|
The
word napoleon
on a cafe menu has traditionally referred to a flaky but stalwart,
four-to-five-inch layered French or Italian pastry filled with creme
patissiere (custard) and topped with a glazing of sugar . Pastry
napoleons are still available, but the buzz at the bistro nowadays
are napoleons of a different kind. Chefs are calling their stackable
dishes napoleon, whether sweet or savory, made with puff pastry,
tacos or other layer-friendly food.
"ARCHITECT
" YOUR OWN NAPOLEON
The nice thing about making napoleons at home is that they are quick
and easy, can be created out of almost anything in the fridge and
look terrific for company.
Puff
pastry, found in frozen sheets in the supermarket, is
the most common layering element for napoleons
Spring
rolls, won-ton wrappers, toasted tortillas, and even lasagna sheets
can be used.
A
little imagination can bring together triangles of baked
puff pastry with a mixture of smoked salmon, red onion, capers,
lemon juice and cream cheese.
For
a fast, impressive dessert, layer fruit, puff pastry
and vanilla yogurt or pudding.
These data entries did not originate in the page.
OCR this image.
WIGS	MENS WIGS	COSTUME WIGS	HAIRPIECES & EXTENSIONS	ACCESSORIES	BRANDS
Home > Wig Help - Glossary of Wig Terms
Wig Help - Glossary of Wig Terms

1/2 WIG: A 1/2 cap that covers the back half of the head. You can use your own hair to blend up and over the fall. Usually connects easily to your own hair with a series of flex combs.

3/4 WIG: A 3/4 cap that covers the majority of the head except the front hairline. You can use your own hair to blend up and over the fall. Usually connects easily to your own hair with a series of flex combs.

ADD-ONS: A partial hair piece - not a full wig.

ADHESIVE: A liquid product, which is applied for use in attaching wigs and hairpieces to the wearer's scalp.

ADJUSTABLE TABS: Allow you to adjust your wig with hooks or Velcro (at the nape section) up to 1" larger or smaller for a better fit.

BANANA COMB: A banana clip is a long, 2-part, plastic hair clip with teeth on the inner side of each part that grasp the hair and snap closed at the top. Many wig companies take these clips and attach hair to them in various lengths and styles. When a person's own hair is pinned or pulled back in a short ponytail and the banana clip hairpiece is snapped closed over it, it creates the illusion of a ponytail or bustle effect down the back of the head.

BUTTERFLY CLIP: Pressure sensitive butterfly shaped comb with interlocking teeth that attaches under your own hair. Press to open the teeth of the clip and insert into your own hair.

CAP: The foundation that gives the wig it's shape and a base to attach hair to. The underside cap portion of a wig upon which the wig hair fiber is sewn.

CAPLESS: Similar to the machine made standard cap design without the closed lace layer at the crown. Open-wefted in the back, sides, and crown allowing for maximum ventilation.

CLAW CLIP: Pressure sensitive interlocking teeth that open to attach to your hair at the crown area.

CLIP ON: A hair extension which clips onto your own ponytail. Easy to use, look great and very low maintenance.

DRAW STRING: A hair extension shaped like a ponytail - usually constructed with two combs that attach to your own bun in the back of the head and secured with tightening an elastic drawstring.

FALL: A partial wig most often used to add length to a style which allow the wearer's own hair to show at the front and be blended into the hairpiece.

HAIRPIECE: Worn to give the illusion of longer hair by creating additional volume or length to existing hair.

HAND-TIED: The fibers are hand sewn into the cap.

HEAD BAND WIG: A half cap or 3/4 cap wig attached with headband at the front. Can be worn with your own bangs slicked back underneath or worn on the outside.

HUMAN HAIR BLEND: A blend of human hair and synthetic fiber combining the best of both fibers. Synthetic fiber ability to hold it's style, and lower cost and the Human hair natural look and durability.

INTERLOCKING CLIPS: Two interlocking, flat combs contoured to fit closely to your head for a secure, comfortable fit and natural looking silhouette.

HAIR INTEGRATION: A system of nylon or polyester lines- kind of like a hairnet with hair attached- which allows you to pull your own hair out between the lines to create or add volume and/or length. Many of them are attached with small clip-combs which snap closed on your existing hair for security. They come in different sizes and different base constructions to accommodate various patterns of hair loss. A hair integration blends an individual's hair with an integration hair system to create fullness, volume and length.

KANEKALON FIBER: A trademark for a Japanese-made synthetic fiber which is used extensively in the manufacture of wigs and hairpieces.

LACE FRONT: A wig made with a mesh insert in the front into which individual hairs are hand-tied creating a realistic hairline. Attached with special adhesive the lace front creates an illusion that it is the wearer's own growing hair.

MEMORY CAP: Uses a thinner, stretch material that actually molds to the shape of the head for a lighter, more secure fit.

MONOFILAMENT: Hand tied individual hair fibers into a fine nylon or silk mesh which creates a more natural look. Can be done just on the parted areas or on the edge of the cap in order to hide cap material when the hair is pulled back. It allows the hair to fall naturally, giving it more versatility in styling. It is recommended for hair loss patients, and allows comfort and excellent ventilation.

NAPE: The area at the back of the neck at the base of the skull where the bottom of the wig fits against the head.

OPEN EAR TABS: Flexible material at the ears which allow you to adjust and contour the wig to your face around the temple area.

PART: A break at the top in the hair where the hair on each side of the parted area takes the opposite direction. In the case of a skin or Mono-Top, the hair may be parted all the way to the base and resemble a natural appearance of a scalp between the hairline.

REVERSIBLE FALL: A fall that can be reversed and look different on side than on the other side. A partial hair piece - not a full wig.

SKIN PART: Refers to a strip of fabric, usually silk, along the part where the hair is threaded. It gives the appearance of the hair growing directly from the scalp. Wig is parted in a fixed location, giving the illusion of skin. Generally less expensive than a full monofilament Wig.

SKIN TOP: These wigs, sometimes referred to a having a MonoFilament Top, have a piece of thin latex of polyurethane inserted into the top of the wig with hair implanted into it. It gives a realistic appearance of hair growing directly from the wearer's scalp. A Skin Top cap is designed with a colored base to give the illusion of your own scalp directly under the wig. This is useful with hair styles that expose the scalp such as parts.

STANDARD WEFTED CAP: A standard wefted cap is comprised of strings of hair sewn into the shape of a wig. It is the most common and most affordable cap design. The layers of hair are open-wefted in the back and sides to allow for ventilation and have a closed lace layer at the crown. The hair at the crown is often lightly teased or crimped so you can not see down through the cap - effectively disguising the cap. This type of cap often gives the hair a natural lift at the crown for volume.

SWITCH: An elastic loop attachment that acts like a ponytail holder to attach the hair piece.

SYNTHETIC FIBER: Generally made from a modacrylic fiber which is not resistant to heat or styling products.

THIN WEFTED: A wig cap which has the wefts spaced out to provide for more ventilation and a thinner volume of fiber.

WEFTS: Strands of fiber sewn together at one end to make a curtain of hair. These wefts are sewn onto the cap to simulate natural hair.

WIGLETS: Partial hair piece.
Finish with a drizzle of chocolate
sauce and a dusting of powdered sugar.
Make
a mushroom mountain using toasted pita bread triangles
layered with herbed-cooked mushrooms and covered in sauce.
Our
Chef's Salad Napoleon, pictured here, was put together
in minutes with a mixture of spring salad greens, goat cheese, and
baked crepes cut into triangles that were drizzled with a bottled
salad dressing. Napoleons allow you to be a free-spirit. Top them
with outlandish garnishes as we did here with a little hot pepper.